Con il passare del tempo conosceremo i reali contenuti dell’accordo tra il numero uno della Apple Tim Cook e il presidente del Consiglio Matteo Renzi che, spiazzando tutti, hanno annunciato nei giorni scorsi una prossima iniziativa del gigante informatico a Napoli. Mettendo in fila gli elementi noti della vicenda ci accorgiamo di saperne davvero poco, anche se nessuno può negare che si tratti comunque di una buona notizia. Da verificare è la sua portata, l’esatta dimensione dell’investimento e delle ricadute in città.
Sappiamo per certo che la notizia ha colto tutti di sorpresa. Ne erano all’oscuro finanche il sindaco Luigi de Magistris e il presidente della Regione Vincenzo De Luca. Il meno disinformato è apparso il rettore dell’Università Federico II Gaetano Manfredi, che comunque è apparso vago.

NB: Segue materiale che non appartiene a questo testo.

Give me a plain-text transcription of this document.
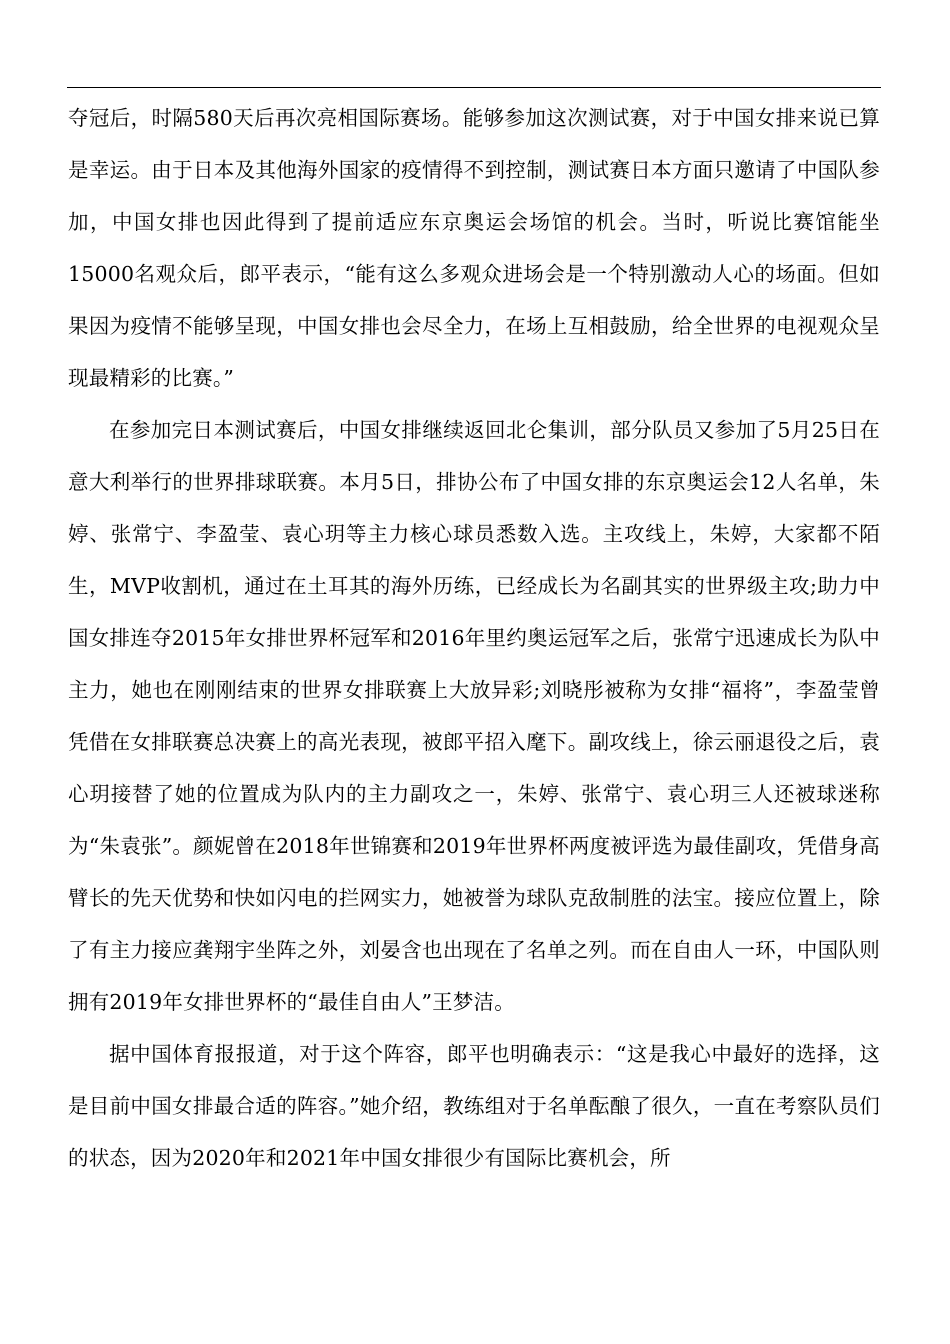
夺冠后，时隔580天后再次亮相国际赛场。能够参加这次测试赛，对于中国女排来说已算是幸运。由于日本及其他海外国家的疫情得不到控制，测试赛日本方面只邀请了中国队参加，中国女排也因此得到了提前适应东京奥运会场馆的机会。当时，听说比赛馆能坐15000名观众后，郎平表示，“能有这么多观众进场会是一个特别激动人心的场面。但如果因为疫情不能够呈现，中国女排也会尽全力，在场上互相鼓励，给全世界的电视观众呈现最精彩的比赛。”

在参加完日本测试赛后，中国女排继续返回北仑集训，部分队员又参加了5月25日在意大利举行的世界排球联赛。本月5日，排协公布了中国女排的东京奥运会12人名单，朱婷、张常宁、李盈莹、袁心玥等主力核心球员悉数入选。主攻线上，朱婷，大家都不陌生，MVP收割机，通过在土耳其的海外历练，已经成长为名副其实的世界级主攻;助力中国女排连夺2015年女排世界杯冠军和2016年里约奥运冠军之后，张常宁迅速成长为队中主力，她也在刚刚结束的世界女排联赛上大放异彩;刘晓彤被称为女排“福将”，李盈莹曾凭借在女排联赛总决赛上的高光表现，被郎平招入麾下。副攻线上，徐云丽退役之后，袁心玥接替了她的位置成为队内的主力副攻之一，朱婷、张常宁、袁心玥三人还被球迷称为“朱袁张”。颜妮曾在2018年世锦赛和2019年世界杯两度被评选为最佳副攻，凭借身高臂长的先天优势和快如闪电的拦网实力，她被誉为球队克敌制胜的法宝。接应位置上，除了有主力接应龚翔宇坐阵之外，刘晏含也出现在了名单之列。而在自由人一环，中国队则拥有2019年女排世界杯的“最佳自由人”王梦洁。

据中国体育报报道，对于这个阵容，郎平也明确表示：“这是我心中最好的选择，这是目前中国女排最合适的阵容。”她介绍，教练组对于名单酝酿了很久，一直在考察队员们的状态，因为2020年和2021年中国女排很少有国际比赛机会，所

Di sicuro non ci saranno le seicento assunzioni immaginate a caldo, appena chiusa la conferenza stampa. Non si cercheranno grandi spazi fisici da occupare e nemmeno è probabile che si realizzi un centro di ricerche. Non resta che ipotizzare un’attività di formazione e forse di certificazione. Napoli potrebbe insomma ospitare una struttura leggera tesa a migliorare le capacità di giovani e meno (italiani, europei, del bacino del Mediterraneo) come programmatori di App per la casa di Cupertino, attribuendo loro un bollino di qualità che li possa legittimare come fornitori.
Si tratta di mettere in moto un meccanismo virtuoso che incida sulle coscienze e sui comportamenti, collettivi e individuali, molto più che sulle aspettative di trovare un lavoro o un posto che nel nostro Paese restano molto alte nonostante la duratura mancanza di opportunità.
Sappiamo anche, però, che la lieta novella è stata preceduta da un accomodamento con il fisco italiano che ha fatto risparmiare tasse alla multinazionale americana per diverse centinaia di milioni. Qualcosa sul territorio si dovrà pur spendere se si vorrà essere riconoscenti.